Subió la persiana poco a poco. El cielo estaba oscuro, vacío salvo por el fulgor de las estrellas. Jaime se relajó ante aquella vista. Fue consciente de que su pesadilla no tenía fundamento. Antes de alargar el brazo hacia la cinta de la persiana, observó cruzar por el cielo una enorme bola azul. Emitía un brillo tenue y constante. El azul era cálido, brillante y siniestro. Al contrario que en su pesadilla, aquella esfera atravesaba el cielo con lentitud. Descendió, suave, ante los ojos asombrados de Jaime. Era grande y estaba cerca. Lo perdió detrás de la línea de edificios que quedaba frente a su ventana.
En aquel momento, cerró la persiana. Mantuvo la luz apagada. El miedo despertó en el chico. Aquello suponía demasiada tensión. Se dio cuenta de que estaba gritando cuando su padre abrió la puerta. Casio aullaba, contagiado por el pánico de su pequeño amo. Había salido de la cesta y se había colocado cerca del niño para protegerlo.
–¿Qué ocurre, Jaime? ¿Qué haces levantado?
–¡Lo he visto! ¡Una luz azul! ¡Por la ventana! ¡Primero tuve una pesadilla, me levanté y lo vi! ¡Estaba cruzando el cielo y era muy grande, como la luna de grande!
–Calma, calma. No me estoy enterando de nada. ¿Dices que ha sido una pesadilla?
–No, la pesadilla era antes. Me desperté y fui a mirar por la ventana para olvidarme de lo que había soñado. Justo cuando me volvía a la cama, una luz azul y enorme ha cruzado por el cielo. Lo peor es que iba hacia abajo. ¡Quería aterrizar! ¡Ahí al lado, papá! ¡Está a poca distancia!
–Jaime, no grites. Cada vez que lo haces, Casio se pone nervioso. Vamos a despertar a todo el vecindario. –Javier tomó al perro rubio por el collar y lo devolvió a la cesta. A pesar de emitir algunos gruñidos, no volvió a hacer ruido. –Vamos, vuelve a la cama. Ha sido una pesadilla, seguías dormido mientras te has levantado.
–No, papá. He subido la persiana.
–Está bajada.
–¡Porque la he bajado después!
–No grites, he dicho. A dormir. Voy a quedarme despierto. No quiero oír ni un solo ruido. –Jaime obedeció y regresó a la cama.
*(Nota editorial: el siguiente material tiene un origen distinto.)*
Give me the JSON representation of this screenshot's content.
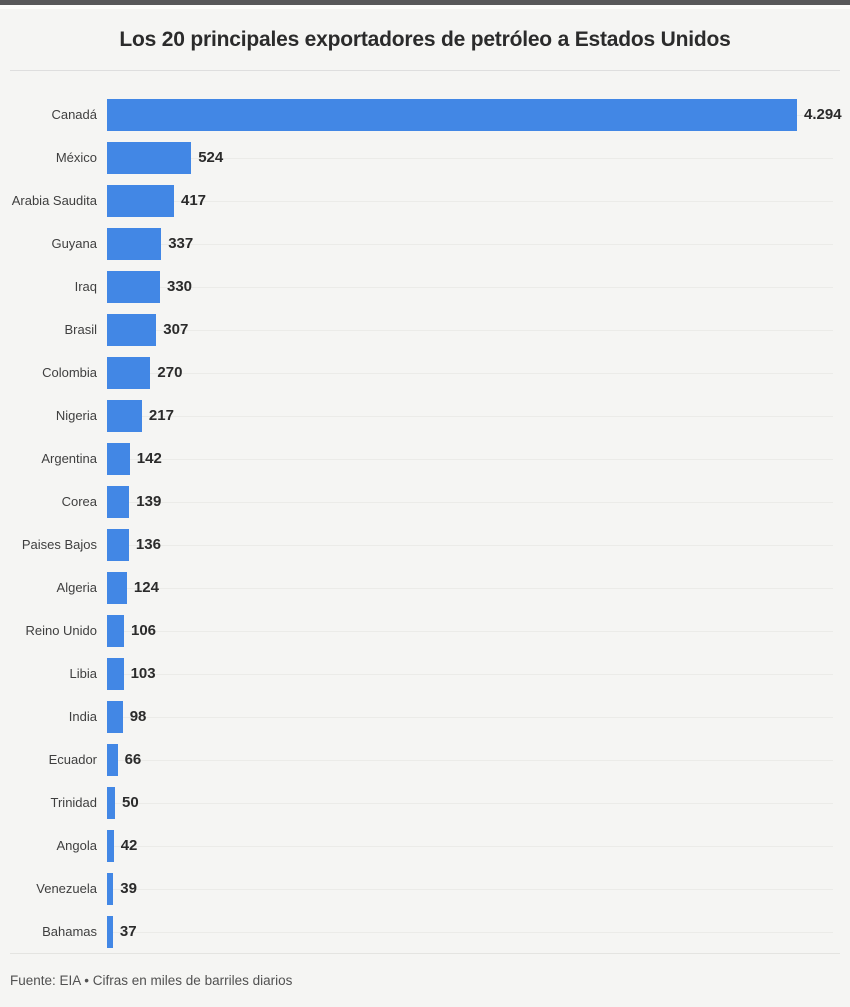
{
  "page": {
    "background": "#f5f5f3",
    "top_strip_color": "#58585a"
  },
  "header": {
    "title": "Los 20 principales exportadores de petróleo a Estados Unidos"
  },
  "footer": {
    "text": "Fuente: EIA • Cifras en miles de barriles diarios"
  },
  "chart_data": {
    "type": "bar",
    "orientation": "horizontal",
    "title": "Los 20 principales exportadores de petróleo a Estados Unidos",
    "source": "EIA",
    "unit_note": "Cifras en miles de barriles diarios",
    "bar_color": "#4287e5",
    "grid": true,
    "xlim": [
      0,
      4294
    ],
    "categories": [
      "Canadá",
      "México",
      "Arabia Saudita",
      "Guyana",
      "Iraq",
      "Brasil",
      "Colombia",
      "Nigeria",
      "Argentina",
      "Corea",
      "Paises Bajos",
      "Algeria",
      "Reino Unido",
      "Libia",
      "India",
      "Ecuador",
      "Trinidad",
      "Angola",
      "Venezuela",
      "Bahamas"
    ],
    "values": [
      4294,
      524,
      417,
      337,
      330,
      307,
      270,
      217,
      142,
      139,
      136,
      124,
      106,
      103,
      98,
      66,
      50,
      42,
      39,
      37
    ],
    "value_labels": [
      "4.294",
      "524",
      "417",
      "337",
      "330",
      "307",
      "270",
      "217",
      "142",
      "139",
      "136",
      "124",
      "106",
      "103",
      "98",
      "66",
      "50",
      "42",
      "39",
      "37"
    ]
  }
}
–¿Eso puede pasar? ¿Seguir dormido mientras estás levantado? –Preguntó mientras Javier lo arropaba.
–A veces pasa. Se llama sonambulismo. No pongas esa cara, es algo frecuente.
–Pero era todo real, lo he visto.
–Era real para ti, hijo. Para nadie más. Ahora, a dormir.
–Papá…
–¿Qué, Jaime?
–¿Puedes dejar la luz encendida?
–Claro, hijo. Estaré en la cocina.
Jaime se tumbó en la cama. El corazón latía acelerado. El perro saltó al colchón y se hizo un ovillo junto a él. Mantenía la férrea voluntad de tener los ojos abiertos, vigilando la ventana. Con el paso de los minutos, el cansancio invadió aquel menudo cuerpo. Se quedó dormido hasta la mañana siguiente.
A pesar de la explicación de su padre, Jaime sabía lo que había visto. Lo comentó con sus amigos más cercanos. Antes de que empezara la clase, se acercó a los pupitres de sus compañeros más íntimos. Contó lo que había visto después de la pesadilla con un detalle enfermizo. Los dos niños se rieron de la posible invasión alienígena.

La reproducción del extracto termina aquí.